Africa: Prawns Show Promise in Schistosomiasis Control

Photo: King James Yiye/RNW
People get infected with schistosomiasis from contact with water containing parasites, which are released by infected snails.

Reintroducing prawns to lakes and rivers in which they have been partially or fully lost may be a sustainable way of controlling the parasitic disease schistosomiasis, which kills more than 200,000 people every year in Sub-Saharan Africa alone, says a study.

Researchers have found some native prawns to be voracious predators of the freshwater snails that transmit schistosomiasis parasites and so could be used as a biological control, they report in a study in press in Acta Tropica.

Field tests are under way in Senegal, and researchers suggest that farming the edible prawns could help local populations cut disease while also providing an additional source of income.

"Prawns may offer a simple and affordable transmission control solution in rural poor communities where few alternatives exist and drug treatment is failing to achieve long-term disease reductions," the study says.

People get infected from contact with water containing schistosomiasis parasites, which are released by infected snails.

Although people who carry schistosomiasis can be treated with the drug praziquantel, reinfection from fresh exposure to infested waters hampers disease control and eradication.

In laboratory experiments, researchers based in the United States set out to measure the rate at which prawns eat uninfected snails. They found that they consume an average of 12 per cent of their body weight in snails each day.

The researchers also found that young prawns that are still growing are more efficient at controlling snail numbers than large, fully-grown prawns. The larger prawns ate more snails but the smaller ones were more efficient as they ate more snails per gram of body weight and fed on snail eggs and hatchlings, too, the study shows.

These results support the idea of the aquaculture of native prawns, and their reintroduction to freshwater bodies where their numbers have fallen, the authors say.

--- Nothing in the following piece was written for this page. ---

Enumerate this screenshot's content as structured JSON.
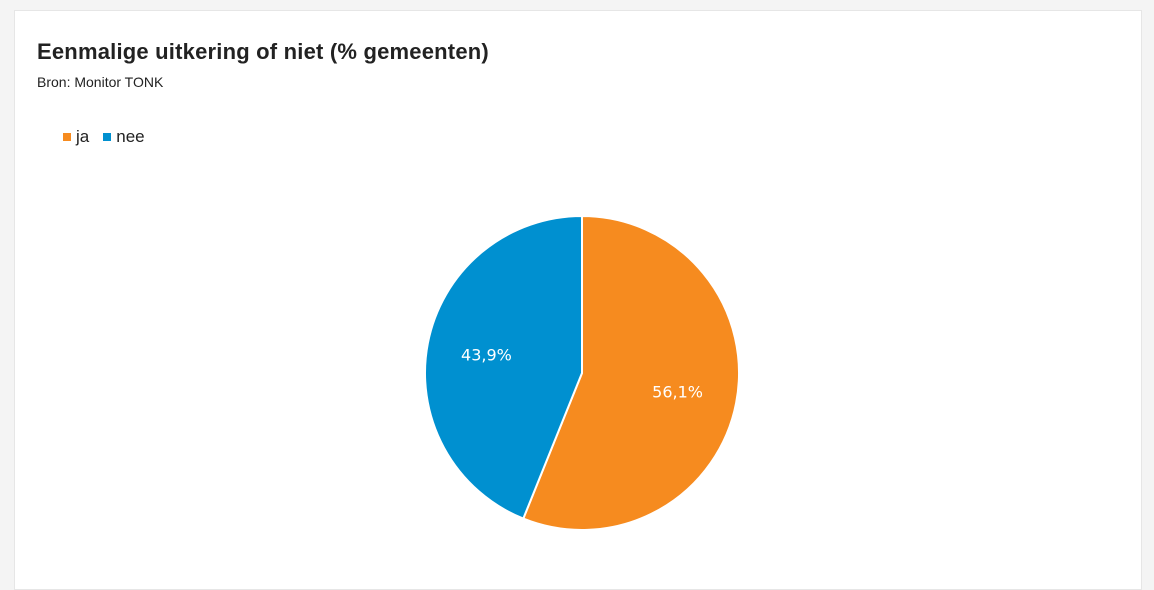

When prawns are too small to be sold at market they are "high-efficiency snail killers", says Susanne H. Sokolow, lead author of the study and a researcher at Stanford University in California. "When they grow and their efficiency declines, we can harvest them."

"It can be a win-win solution. You can have a prawn aquaculture programme that supports public health efforts by reducing snail populations and also boosts the local economy because prawns are more valuable on most markets than fish," Sokolow tells SciDev.Net.

Sokolow and her co-workers tested two native prawn species - one from Cameroon and another from Malaysia - against two snail species that transmit schistosomiasis in Africa and Latin America. They found that both species of prawns fed on these snails.

The researchers have already taken their experiment to field settings to see if the prawns can help curb the disease's transmission from snails to people through water.

They have teamed up with the 20|20 Initiative, a California-based NGO that applies research from the developed world to challenges facing rural Africa, to assess their snail control strategy in the Senegal River in West Africa. The researchers speculate that dam construction may have reduced prawn numbers and increased schistosomiasis infections among local people there.

Over the past few years, they have added prawns to net enclosures built alongside the river in Lampsar village, Senegal, and are monitoring reinfection in local people treated with praziquantel. They plan to expand this field trial to two more villages later this year.

The next step in Sokolow's research is to compare prawns' consumption of infected versus uninfected snails in laboratory experiments.

"It's possible that prawns will preferentially consume infected snails, which would enhance their efficiency as biological control agents," she says.

But Alan Fenwick, director of the Schistosomiasis Control Initiative at Imperial College London, United Kingdom, warns that such "predator-prey relationships normally don't work brilliantly".

He says: "Once they've eaten all the snails, the prawns will die out and the snails will come back."

Sokolow counters that frequent addition of prawns to lakes and rivers could balance any population changes that occur naturally.

"We are proposing to [add] a managed population of prawns via aquaculture and restocking," she says.